The word “holiday” conjures up images of rest, relaxation and catching up on all that stuff you can’t seem to get done during a normal week. Well, I don’t know about y’all, but I’m so tired from my “holiday”, I can hardly hold my eyes open. I need a couple of days of vacation just to recuperate, and I can’t get my pants buttoned.
In four days, we had two Thanksgiving dinners, one Aggie Bonfire, and one high school playoff game. Let us all be thankful that all we have to do now is go to work.
My kids had never been to the Bonfire, so trying to be good Aggie parents, we planned this trek for a long time. My I2-year-old daughter thought the whole idea of seventy thousand people at a pep rally was unbelievable; the 11-year-old son was in it for the pyromania. All boys love fire, especially when they’ve had a hand in starting it. Give a boy a lighter or some matches and you will have a big fire soon. I figure this is why there is a Bonfire at A&M — it used to be an all-male school, so it makes sense that they would end up spending seven weeks building the biggest pile of wood in the world just to light it and see it burn.
My 17-year-old daughter came along for one reason: to see all the hunks. It didn’t take long for us to cause her great embarrassment. First of all, according to her, she was the only teenager there with her parents … a fate worse than death when you’re trying to attract the opposite sex. To make matters worse, we were afraid of losing each other in the mass of humanity, so had to hook fingers into each other’s belt loops to stay together. There were trains like this weaving in and out everywhere, but of course, all the rest were all college students. To be hooked onto a parent’s belt loop … oh, how she longed to be rid of us!

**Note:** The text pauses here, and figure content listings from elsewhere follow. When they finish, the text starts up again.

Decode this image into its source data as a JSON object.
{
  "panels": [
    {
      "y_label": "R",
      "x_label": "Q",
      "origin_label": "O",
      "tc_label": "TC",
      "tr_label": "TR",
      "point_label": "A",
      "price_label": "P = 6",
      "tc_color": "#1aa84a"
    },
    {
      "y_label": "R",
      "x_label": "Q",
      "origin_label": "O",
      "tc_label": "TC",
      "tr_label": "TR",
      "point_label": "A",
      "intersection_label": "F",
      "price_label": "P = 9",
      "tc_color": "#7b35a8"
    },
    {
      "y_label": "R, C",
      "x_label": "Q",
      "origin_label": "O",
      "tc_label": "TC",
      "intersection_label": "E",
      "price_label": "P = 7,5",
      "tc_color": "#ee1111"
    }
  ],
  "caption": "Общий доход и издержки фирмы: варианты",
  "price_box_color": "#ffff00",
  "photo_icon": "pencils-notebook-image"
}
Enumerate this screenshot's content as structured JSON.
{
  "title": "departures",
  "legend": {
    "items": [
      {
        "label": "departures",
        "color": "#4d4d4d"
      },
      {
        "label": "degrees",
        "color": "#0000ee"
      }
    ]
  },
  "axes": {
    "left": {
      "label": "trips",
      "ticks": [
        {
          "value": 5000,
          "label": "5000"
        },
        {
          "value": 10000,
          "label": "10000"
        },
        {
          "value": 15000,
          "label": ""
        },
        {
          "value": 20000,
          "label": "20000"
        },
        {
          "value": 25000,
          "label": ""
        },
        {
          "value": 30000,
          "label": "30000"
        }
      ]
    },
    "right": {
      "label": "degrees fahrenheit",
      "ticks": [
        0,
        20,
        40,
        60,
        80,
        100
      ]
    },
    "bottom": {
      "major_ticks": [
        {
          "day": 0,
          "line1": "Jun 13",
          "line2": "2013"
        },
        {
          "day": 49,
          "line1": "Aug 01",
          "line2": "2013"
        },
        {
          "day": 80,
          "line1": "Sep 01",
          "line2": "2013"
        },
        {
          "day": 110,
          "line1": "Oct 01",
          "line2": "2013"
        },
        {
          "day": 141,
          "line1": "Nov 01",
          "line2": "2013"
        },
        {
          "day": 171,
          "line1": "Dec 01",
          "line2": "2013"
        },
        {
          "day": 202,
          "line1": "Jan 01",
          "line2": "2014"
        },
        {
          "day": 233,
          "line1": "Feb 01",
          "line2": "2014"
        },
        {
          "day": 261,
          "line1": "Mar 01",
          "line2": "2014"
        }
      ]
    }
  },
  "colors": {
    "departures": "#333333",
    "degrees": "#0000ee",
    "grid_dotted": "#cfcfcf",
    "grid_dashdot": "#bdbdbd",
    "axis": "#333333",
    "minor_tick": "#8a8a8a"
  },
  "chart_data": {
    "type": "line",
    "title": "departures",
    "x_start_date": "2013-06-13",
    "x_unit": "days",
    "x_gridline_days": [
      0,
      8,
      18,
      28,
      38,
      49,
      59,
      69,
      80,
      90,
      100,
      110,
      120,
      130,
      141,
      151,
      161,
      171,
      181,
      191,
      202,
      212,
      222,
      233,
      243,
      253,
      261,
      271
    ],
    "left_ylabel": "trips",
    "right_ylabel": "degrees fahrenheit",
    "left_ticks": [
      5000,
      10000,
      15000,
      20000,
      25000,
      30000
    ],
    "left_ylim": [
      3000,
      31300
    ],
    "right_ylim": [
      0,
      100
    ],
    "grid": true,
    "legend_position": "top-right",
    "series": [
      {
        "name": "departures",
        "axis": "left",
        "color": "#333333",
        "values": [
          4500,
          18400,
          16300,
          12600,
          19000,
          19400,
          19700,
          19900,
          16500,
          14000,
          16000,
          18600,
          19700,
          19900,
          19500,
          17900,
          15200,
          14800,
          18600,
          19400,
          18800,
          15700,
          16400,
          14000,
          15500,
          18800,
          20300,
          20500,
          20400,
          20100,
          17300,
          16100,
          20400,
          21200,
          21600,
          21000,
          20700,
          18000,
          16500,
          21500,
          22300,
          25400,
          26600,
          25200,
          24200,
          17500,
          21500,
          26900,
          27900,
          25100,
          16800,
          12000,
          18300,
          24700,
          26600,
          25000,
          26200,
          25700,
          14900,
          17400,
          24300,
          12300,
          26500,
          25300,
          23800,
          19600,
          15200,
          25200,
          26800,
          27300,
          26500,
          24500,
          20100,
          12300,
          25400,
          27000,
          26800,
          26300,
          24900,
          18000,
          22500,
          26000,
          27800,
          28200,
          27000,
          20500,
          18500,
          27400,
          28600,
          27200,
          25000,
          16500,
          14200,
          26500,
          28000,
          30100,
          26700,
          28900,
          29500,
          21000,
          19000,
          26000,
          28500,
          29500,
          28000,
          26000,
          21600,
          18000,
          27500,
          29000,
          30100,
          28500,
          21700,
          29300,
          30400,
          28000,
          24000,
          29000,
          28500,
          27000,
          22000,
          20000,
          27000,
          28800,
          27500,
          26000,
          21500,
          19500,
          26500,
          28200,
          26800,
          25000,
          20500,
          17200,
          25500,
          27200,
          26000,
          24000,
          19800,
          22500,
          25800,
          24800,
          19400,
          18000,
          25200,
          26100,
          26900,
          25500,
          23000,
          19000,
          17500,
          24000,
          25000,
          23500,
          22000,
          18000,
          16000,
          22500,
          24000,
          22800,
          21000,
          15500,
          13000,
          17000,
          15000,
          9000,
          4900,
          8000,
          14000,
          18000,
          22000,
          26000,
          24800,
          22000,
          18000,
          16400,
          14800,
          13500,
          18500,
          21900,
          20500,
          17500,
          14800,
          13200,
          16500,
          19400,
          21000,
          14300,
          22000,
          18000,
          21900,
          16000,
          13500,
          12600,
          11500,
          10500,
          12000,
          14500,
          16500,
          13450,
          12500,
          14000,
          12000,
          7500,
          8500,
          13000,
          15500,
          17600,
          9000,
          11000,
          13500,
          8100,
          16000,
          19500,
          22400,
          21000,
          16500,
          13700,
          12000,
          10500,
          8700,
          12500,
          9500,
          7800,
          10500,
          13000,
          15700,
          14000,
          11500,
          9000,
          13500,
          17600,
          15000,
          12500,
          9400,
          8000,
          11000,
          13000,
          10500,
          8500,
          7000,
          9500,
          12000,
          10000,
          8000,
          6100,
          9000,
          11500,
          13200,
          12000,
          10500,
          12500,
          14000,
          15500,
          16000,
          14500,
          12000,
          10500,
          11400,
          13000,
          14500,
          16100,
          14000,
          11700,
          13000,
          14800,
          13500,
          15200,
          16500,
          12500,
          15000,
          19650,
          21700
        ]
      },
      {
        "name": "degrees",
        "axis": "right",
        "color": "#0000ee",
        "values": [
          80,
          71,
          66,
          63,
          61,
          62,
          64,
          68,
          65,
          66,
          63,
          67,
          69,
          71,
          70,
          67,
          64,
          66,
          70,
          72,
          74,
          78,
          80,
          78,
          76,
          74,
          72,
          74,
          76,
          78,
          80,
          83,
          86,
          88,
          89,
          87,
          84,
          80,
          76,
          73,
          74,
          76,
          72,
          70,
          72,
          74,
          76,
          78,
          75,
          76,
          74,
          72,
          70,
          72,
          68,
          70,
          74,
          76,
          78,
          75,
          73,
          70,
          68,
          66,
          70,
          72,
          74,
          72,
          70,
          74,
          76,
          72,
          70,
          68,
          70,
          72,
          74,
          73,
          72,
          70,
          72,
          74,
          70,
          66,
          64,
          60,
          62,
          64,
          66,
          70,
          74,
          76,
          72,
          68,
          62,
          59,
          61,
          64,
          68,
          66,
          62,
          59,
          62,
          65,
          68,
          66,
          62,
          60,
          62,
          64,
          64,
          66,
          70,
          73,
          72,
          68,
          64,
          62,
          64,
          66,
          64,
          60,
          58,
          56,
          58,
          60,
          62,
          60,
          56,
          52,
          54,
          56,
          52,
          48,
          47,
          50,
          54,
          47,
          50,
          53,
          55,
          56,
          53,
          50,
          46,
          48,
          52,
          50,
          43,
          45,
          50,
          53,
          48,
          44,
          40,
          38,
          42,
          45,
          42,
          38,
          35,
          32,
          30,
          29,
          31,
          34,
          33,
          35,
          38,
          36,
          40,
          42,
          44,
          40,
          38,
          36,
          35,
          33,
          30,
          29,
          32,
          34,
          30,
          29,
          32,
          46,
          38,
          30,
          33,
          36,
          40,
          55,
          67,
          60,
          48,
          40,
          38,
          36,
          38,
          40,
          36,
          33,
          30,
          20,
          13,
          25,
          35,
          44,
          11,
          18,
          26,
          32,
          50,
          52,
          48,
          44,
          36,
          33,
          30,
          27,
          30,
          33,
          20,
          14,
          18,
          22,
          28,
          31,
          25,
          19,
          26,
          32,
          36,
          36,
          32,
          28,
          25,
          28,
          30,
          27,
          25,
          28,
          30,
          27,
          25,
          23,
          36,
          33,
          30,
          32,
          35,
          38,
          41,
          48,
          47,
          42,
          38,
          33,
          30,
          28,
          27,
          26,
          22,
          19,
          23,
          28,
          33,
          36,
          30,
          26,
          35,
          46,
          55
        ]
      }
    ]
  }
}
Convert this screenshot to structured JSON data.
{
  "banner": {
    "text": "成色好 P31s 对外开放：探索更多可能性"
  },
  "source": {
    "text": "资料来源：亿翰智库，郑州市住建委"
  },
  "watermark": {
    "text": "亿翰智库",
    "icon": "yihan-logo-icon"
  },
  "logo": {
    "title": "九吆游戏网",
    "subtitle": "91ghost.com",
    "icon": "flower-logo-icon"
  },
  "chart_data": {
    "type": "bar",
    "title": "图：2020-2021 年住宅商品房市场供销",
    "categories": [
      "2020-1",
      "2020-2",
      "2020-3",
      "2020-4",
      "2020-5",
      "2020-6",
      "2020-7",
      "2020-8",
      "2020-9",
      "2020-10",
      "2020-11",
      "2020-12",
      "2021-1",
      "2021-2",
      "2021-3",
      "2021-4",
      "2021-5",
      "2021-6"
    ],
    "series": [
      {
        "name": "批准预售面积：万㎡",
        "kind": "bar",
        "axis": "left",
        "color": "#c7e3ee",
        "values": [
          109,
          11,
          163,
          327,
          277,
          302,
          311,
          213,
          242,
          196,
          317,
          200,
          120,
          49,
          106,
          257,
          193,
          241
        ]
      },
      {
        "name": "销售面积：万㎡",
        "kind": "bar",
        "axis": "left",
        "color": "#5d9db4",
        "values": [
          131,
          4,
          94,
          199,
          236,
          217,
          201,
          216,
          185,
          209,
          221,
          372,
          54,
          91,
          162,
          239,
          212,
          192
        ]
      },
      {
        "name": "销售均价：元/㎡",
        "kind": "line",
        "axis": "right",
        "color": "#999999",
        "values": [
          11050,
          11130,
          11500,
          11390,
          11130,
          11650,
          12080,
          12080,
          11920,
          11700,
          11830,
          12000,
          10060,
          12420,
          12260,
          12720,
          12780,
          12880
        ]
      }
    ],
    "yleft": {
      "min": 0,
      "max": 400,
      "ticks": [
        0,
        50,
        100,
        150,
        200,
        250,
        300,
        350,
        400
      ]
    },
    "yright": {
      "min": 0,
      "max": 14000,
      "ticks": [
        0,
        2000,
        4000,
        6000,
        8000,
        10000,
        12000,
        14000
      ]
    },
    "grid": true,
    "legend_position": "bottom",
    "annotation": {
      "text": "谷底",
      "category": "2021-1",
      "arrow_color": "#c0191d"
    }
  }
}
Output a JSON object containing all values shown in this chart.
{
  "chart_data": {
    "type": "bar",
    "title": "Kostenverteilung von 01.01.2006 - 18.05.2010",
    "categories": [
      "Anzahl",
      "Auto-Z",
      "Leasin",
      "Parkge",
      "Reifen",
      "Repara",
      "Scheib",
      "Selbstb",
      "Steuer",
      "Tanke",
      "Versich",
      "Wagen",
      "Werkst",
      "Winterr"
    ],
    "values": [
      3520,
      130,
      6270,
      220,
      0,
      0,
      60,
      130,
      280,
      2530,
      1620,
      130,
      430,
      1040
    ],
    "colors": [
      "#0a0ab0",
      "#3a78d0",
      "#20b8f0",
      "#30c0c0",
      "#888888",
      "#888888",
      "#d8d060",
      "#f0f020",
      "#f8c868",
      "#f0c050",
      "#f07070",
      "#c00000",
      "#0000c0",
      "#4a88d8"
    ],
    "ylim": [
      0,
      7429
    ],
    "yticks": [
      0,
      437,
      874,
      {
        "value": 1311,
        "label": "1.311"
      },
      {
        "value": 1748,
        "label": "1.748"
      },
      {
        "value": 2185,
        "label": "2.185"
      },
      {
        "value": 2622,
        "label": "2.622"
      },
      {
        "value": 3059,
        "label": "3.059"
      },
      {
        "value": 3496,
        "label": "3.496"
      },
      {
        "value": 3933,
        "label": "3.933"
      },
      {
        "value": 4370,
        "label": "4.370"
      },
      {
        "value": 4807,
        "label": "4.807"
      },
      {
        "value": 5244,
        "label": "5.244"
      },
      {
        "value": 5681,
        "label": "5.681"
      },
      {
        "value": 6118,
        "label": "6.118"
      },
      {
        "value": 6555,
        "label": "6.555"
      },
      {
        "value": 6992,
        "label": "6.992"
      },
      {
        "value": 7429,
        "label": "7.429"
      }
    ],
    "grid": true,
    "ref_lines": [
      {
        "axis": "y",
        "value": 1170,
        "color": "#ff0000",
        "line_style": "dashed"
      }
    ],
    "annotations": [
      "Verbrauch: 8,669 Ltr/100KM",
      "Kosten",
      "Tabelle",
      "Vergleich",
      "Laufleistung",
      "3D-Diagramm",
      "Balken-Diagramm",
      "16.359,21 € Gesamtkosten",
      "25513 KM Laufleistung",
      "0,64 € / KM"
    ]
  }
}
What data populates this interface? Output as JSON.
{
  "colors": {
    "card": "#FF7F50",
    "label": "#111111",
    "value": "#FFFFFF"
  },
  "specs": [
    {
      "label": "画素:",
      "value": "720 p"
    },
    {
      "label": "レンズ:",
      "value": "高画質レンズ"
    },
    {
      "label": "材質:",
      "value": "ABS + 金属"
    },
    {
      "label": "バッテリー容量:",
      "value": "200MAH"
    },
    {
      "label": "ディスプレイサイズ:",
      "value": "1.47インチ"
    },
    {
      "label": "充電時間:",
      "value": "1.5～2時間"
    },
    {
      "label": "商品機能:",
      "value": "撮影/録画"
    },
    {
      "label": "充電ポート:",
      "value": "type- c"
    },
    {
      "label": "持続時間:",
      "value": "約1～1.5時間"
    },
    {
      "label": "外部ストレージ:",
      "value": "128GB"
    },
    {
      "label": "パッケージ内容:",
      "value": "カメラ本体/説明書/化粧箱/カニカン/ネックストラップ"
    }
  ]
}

Amazingly, we ran into some people we knew, including a couple of A&M freshmen. They invited my daughter to hang with them, and you have never seen such a quick exit. The “mom” in me started asking questions like “Do you need some money?” (the answer is always yes), and “Do you need a jacket?” (ultra-embarrassing). I finally shut up and watched as my daughter disappeared into the sea of testosterone.
She’ll be a college freshman next year and will be doing all this stuff all the time without me knowing about it. I think I’ll just put a pillowcase over my head for the next four years.
Please let me know when I can come out again.